Vor ein paar Jahren lud mich A. ein, sie, ihre Mutter und ihre Tochter im Osten bei Dnepropetrowsk zu besuchen. A. lebte seit Jahren zur Untermiete bei meiner Freundin, als Wirtschaftswissenschaftlerin versuchte sie in Wien eine adäquate Arbeitsstelle zu finden. Aber sie bekam nur kurzfristige Visa, landete dauernd in dubiosen Ausbeutungsjobs bei russischen Geschäftsleuten. Ihre Tochter, die ihre Mutter in der Ukraine großzog, sah sie ein Mal im Jahr. Sie schwärmte von dem alten Haus auf dem Land, dem großen Garten mit den Obstbäumen und von gewaltigen Honigtöpfen wie in Bärenbilderbüchern. Sie zeigte mir Fotos von der Großmutter mit Kopftuch vor einem selbstgebackenen Kuchen, auch diese Großmutter und ihr Kuchen schauten aus wie aus einem alten Bilderbuch, es hätte ein russisches sein können. Zuhause sprach A. wie die meisten im Osten russisch, sie hatte große Sympathien für Russland, betonte aber Ukrainerin zu sein und nicht die geringste Lust auf Putins Reich zu haben. Nur leben wollte sie in der immer aussichtsloseren Armut nicht mehr. Sie versuchte Jobs in London oder Brüssel zu finden, erwog Luxemburg. Vor fünf Jahren ging sie nach Griechenland, wir hatten nur noch wenig Kontakt. Die Reise in die Ukraine hatte es nur im Kopf gegeben.

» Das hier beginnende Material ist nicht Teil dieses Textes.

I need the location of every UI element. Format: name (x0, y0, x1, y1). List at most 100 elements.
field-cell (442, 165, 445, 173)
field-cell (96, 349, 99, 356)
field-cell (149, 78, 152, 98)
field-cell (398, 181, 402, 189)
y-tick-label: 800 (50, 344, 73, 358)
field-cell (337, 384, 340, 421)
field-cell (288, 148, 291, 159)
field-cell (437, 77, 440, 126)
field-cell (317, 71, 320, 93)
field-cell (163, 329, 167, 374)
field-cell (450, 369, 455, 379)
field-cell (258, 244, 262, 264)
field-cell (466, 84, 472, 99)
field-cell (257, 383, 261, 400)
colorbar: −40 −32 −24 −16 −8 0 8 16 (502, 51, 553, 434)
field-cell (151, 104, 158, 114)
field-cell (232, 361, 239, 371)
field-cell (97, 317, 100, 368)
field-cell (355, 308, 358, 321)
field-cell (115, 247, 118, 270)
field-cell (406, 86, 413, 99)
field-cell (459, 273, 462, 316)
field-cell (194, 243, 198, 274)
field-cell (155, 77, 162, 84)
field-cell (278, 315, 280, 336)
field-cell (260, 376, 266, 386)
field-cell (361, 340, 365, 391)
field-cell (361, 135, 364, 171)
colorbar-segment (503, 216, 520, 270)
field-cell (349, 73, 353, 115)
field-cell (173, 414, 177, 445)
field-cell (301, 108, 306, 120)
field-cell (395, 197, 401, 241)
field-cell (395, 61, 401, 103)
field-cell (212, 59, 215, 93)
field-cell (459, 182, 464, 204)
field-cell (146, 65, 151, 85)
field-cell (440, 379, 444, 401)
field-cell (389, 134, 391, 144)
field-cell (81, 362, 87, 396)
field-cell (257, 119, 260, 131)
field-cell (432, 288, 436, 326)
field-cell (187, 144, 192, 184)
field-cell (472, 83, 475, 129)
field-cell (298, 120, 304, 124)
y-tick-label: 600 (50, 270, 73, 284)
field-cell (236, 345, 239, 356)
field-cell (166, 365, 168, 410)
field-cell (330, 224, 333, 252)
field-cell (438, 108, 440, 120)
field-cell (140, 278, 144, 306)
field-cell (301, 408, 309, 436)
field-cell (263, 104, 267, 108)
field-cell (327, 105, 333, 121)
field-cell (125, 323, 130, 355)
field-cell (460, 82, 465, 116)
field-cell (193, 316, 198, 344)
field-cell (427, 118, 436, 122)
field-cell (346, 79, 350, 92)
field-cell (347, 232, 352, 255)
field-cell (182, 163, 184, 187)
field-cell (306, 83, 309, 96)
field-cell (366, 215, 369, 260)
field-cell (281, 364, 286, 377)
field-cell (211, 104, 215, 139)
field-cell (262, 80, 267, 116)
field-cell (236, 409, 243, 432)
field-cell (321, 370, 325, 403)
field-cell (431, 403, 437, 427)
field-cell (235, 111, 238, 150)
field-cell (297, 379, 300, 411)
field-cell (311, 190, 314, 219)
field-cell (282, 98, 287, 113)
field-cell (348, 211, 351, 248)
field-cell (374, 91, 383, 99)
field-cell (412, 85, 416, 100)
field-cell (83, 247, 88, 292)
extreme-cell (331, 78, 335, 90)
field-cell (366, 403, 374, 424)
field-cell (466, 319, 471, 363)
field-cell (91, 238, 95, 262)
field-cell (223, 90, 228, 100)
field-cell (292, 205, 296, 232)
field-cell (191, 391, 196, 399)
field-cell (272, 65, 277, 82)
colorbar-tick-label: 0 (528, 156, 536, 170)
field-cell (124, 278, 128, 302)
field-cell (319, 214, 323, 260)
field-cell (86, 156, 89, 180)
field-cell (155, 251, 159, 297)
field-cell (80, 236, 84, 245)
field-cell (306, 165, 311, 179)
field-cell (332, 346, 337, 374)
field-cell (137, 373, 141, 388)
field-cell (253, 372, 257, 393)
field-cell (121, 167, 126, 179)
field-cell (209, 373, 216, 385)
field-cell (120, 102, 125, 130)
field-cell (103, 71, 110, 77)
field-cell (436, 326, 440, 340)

Vor kurzem antwortete sie mir auf Facebook, sie wäre bei der Familie in der Ukraine, es würde geschossen, nachts wären sie im Keller. Dann, dass sie zum Bruder in die Stadt geflüchtet wären und am nächsten Morgen zur Grenze aufbrechen würden. Gerade erfahre ich, dass sie in Polen sind. Meine Freundin wartet auf sie, sie kann ihr kleines Zimmer wieder beziehen, diesmal zu dritt, mit Mutter und Tochter.

Ich trinke Kaffee aus meiner ukrainischen Tasse. Leider kaufte ich sie nicht in der Ukraine, sondern auf einem Wiener Ostermarkt. Sie ist blau und bauchig, in allen möglichen Himmelfahrtsfarben, mit Häusern, bunt und lebendig wie bei Chagall. Ich entdecke einen großen Sprung, der quer durch sie geht.